I hate them, even though it's a sin to.

Who would have thought all this grief would come from a little leaf?

As a kid, leaves were my friends in falls,

So how could friendship prove so false?

When leaves were raked and neatly piled,

I'd jump in and get the raker riled.

That changed when I became a grown-up,

I had to rake leaves that had blown up.

As a result I now firmly believe

That every last leaf should leave.

Kids view leaves, grass and snow as a great deal of fun for each season, but that all changes when we get older and have to rake, mow and shovel.

My love affair with leaves ended on a beautiful autumn day when I was about 12 years old. A guy a few blocks away had trees all along his corner property.

He would rake them into a huge pile and then stand guard, ready to swing a rake at any kid who couldn't resist the urge to go leaf diving.

I was still skinny in those days, so I hid behind a no parking sign and waited for the opportunity. the guy drank a lot of coffee while he was raking, so I knew it was just a matter of time before he had to take a brief bathroom break.

My chance came when ran into the house. (As I recall, he moved remarkably fast for a man of his age.) I moved reasonably fast for a kid of my age and took a flying, headfirst dive into the pile of leaves.

When I came to, I was lying on my back looking up into the smiling face of the rake guy. In my haste to go leaf-pile diving, I had forgotten that there was a fire hydrant under all those leaves.

Up until that moment, I was willing to travel throughout our town in search for heaps of leaves that served as a multi-colored landing pad.

This nomadic existence was necessary because we did not have any trees on our side of the street. As a matter of fact, we had very little vegetation of any sort.

This was due primarily to the fact there was a whole brigade of baby boomers on our block. We trampled grass and plants with a ruthless efficiency unknown since the days Attila and his Huns were rampaging through Europe.

Our leaf-leaping expeditions also had an added attraction. There were a dozen or so horse chestnut trees in various parts of town. These trees were not prized for their leaves. They bore green pods that would burst open - or be burst open by us - to reveal the dark brown horse chestnuts.

About the only thing you could do with these horse chestnuts was to collect them. Old cigar boxes - generally without old cigars in them - were the popular choice for such collections.

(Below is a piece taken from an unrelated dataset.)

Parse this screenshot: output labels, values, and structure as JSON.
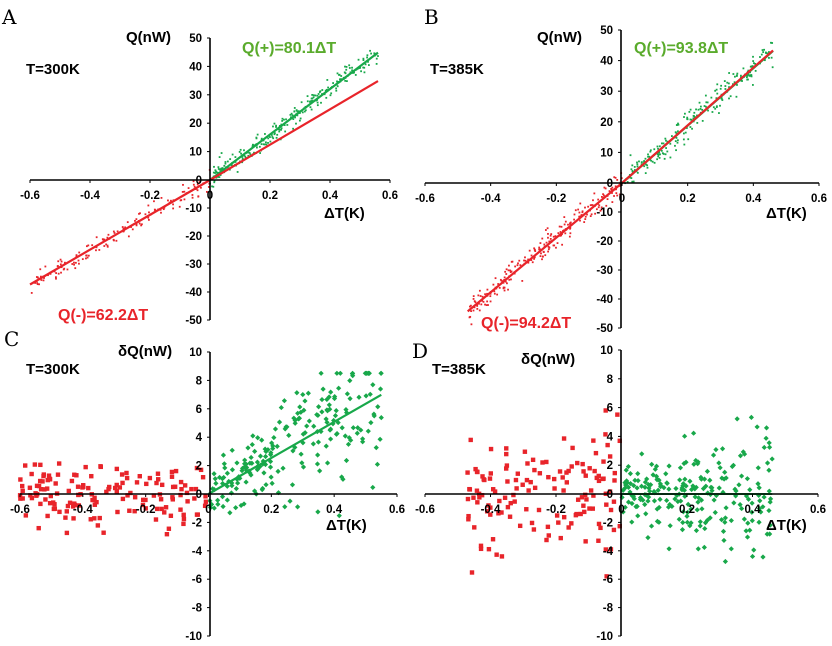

The sad irony was that when guys in my age bracket grew up and left home, our moms tossed out baseball and football card collections that were worth good money. Meanwhile, cigar boxes filled with dried-up horse chestnuts remained safe under beds and in coobie holes.

As a young and not-so-young adult, I did not have a problem with trees or their multi-colored leafy litter. My second-floor apartment had a roofed back porch that sat in the shade of a huge maple tree. This was a win-win proposition for me.

My guests and I got to enjoy the cool shade of the tree in the summer and its beautiful colors in the fall. Best of all, my landlord had to worry about picking up the leaves.

Jo Ann and I moved back to my old neighborhood after we were married. While grass and other plants had managed to return, there were no trees or leaves to speak of.

However, Mother Nature got her long-awaited revenge when we moved. Due to the fact that a large falling tree had once just missed putting a skylight in Jo Ann's parents' home, we opted to "de-tree" our lot.

The homes in our neighborhood are beautiful and the lots are so well landscaped that it seems as though we are living in a state park.

The payback comes in the fact that most of the original trees are oaks. Many deciduous (I did pay some attention in science class) trees thoughtfully drop their leaves at about the same time.

Oaks do not. They make a habit of shedding dried-out leaves through all four seasons. In the winter, snow means that I won't have rake leaves, but I will have to shovel snow.

Fall, however, is still the most frustrating season. After an hour or two of running the lawn tractor and accumulating bag after bag of shredded leaves, I uncover our lawn.

When I look out the window the following morning, the green has disappeared under an avalanche of oak leaves.

One of these times, I'm just going to rake all of those leaves into one big pile, pace back about 10 yards and then take a flying leaf dive.

This time, though, I'm going to first check for fire hydrants.

(Walt Kozlowski, a freelance writer from Mount Carmel, composes Walt's Way for each Sunday edition.)